Many lawsuits involve verbal exchanges remembered differently weeks, months, or years later by various witnesses. Often, even when recollections are irreconcilable, no one is knowingly lying. Their memories are just different. We don’t actually recall exact words we say or that we hear seconds after the exchange, let alone far longer periods of time. Instead, we remember “the gist” or “the essence” of exchanges and sometimes (maybe always) each of us walks away with a subtly or even dramatically different experience.
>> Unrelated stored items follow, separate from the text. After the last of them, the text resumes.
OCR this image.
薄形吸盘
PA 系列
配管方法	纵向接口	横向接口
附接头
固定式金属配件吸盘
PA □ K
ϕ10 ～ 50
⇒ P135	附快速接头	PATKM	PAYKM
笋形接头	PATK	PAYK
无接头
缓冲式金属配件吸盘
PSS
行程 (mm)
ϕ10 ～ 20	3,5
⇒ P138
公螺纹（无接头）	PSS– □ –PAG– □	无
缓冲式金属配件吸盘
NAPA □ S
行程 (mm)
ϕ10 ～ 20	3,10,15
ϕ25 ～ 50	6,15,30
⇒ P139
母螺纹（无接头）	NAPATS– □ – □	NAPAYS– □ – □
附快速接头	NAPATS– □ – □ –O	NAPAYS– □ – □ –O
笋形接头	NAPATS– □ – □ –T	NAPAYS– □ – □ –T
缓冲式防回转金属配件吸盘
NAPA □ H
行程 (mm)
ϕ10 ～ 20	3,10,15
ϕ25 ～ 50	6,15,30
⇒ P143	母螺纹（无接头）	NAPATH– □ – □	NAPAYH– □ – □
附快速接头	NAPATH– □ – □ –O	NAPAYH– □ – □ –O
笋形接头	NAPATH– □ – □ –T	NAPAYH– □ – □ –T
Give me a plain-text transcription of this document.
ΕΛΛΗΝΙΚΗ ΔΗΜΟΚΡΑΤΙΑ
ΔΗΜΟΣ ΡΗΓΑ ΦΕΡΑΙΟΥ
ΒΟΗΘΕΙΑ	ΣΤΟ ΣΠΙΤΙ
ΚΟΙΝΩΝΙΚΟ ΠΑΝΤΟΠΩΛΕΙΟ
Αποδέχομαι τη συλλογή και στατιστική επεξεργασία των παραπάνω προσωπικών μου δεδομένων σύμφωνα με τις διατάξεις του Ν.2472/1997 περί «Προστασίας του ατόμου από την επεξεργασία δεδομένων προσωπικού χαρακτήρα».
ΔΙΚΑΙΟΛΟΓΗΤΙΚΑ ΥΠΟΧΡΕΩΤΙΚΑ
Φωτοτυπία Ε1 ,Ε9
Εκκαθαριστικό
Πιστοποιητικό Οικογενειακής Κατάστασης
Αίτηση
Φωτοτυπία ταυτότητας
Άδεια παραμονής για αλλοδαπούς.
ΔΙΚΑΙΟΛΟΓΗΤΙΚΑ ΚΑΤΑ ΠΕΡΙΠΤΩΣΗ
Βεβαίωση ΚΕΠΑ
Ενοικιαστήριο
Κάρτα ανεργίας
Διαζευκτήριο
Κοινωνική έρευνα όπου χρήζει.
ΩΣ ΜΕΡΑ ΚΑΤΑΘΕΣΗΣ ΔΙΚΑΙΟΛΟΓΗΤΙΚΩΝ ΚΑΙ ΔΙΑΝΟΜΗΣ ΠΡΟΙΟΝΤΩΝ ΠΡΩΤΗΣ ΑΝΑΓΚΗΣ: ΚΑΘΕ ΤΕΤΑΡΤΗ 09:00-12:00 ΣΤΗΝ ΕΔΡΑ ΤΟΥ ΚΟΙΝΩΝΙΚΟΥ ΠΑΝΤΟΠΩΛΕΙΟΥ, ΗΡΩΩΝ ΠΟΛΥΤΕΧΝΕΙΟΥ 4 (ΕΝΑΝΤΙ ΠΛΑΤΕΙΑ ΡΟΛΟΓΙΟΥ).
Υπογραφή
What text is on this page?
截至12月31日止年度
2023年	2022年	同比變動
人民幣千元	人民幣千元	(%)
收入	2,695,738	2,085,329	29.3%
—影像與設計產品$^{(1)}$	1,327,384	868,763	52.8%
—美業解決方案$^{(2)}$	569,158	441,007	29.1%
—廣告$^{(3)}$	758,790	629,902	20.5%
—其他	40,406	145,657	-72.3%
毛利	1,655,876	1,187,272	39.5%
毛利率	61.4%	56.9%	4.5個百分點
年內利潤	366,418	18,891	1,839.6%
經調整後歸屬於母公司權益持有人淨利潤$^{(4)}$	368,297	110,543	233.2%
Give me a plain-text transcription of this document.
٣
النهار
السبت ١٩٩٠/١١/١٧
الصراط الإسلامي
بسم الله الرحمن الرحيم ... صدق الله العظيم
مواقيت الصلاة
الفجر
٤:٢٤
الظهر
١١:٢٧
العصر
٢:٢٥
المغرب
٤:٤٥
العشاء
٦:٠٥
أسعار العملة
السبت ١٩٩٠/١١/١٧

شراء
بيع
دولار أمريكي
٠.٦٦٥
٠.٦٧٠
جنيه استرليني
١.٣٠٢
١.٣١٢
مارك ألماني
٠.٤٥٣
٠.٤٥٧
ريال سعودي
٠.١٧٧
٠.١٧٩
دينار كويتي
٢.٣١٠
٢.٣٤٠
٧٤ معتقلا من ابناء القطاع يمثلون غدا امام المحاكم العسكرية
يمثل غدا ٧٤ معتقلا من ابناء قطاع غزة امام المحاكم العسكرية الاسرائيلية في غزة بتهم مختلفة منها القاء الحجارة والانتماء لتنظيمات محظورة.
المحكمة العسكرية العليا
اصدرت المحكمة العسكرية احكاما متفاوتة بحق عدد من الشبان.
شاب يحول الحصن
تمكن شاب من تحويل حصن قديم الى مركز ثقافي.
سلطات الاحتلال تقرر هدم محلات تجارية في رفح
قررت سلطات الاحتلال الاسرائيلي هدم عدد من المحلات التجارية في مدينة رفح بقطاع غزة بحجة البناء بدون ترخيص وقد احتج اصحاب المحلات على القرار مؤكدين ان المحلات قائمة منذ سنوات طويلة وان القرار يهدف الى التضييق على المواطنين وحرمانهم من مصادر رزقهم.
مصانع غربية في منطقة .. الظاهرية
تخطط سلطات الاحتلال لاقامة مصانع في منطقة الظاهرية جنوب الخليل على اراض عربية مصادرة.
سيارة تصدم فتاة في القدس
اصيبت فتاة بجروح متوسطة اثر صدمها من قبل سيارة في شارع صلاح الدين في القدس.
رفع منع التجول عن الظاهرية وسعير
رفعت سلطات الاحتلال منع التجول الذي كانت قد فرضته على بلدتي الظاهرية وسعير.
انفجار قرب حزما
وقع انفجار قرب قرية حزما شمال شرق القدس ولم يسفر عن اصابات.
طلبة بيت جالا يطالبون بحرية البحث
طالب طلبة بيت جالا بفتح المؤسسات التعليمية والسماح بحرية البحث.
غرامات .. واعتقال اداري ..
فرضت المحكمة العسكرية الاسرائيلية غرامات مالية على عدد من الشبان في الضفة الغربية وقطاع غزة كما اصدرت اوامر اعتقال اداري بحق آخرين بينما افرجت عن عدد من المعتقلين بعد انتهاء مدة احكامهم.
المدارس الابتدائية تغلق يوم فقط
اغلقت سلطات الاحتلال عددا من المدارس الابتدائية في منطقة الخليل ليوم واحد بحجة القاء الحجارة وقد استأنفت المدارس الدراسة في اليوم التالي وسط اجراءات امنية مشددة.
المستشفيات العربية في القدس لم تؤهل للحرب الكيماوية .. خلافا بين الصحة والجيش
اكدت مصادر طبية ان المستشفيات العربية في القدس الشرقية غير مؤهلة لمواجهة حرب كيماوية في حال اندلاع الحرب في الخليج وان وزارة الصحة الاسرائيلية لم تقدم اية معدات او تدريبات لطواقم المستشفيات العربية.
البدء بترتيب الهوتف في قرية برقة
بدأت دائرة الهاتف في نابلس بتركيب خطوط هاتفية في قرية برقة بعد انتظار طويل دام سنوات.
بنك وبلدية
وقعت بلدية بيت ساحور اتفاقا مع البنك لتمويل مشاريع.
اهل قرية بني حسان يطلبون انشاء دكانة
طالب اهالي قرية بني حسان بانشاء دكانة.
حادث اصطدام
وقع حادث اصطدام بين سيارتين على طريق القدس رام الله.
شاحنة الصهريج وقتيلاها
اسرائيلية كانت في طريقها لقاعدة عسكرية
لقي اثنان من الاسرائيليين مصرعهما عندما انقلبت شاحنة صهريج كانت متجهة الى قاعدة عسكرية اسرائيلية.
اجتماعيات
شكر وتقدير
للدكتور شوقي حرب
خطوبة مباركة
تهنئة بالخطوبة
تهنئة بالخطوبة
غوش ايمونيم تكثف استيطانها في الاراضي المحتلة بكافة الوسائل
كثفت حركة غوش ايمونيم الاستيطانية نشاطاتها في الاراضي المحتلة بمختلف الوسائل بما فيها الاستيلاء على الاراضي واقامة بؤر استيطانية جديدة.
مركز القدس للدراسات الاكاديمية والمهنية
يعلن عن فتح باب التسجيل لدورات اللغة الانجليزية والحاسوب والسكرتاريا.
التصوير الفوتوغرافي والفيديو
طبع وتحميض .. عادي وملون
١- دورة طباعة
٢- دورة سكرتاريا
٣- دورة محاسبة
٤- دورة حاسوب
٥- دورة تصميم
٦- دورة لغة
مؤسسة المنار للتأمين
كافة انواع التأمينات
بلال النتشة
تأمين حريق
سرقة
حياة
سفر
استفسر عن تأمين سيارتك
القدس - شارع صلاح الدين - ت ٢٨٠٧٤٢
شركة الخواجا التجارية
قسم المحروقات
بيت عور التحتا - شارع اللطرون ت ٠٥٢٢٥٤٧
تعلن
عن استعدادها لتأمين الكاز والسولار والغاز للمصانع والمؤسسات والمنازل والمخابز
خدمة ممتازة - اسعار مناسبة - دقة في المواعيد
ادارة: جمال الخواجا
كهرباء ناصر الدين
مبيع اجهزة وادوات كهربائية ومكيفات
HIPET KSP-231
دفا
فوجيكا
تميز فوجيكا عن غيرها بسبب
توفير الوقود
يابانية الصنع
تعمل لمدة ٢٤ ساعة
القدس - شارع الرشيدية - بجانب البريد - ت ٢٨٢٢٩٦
But when one person (and his pals) say a physical altercation occurred and a person was knocked to the ground and another person (the person supposedly knocked to the floor) (and his pals) say there was no such event, there is no room for “different perspectives.”
Author Chris Kyle’s lawyers seek to have a large part of former Minnesota Governor Jesse Ventura’s lawsuit thrown out on summary judgment (two of three counts (Count II: “misappropriation/right of publicity” and Count III: unjust enrichment) based on legal arguments.
In response, Ventura’s lawyers set out their evidence that Kyle’s entire story is just that, a story. The Ventura response brief is strong advocacy. It would therefore seem that this case might ultimately go before a jury — maybe not on all claims, but at least in part — which will have to figure out which U.S. Navy Seals were walking the walk and which were just talking the talk.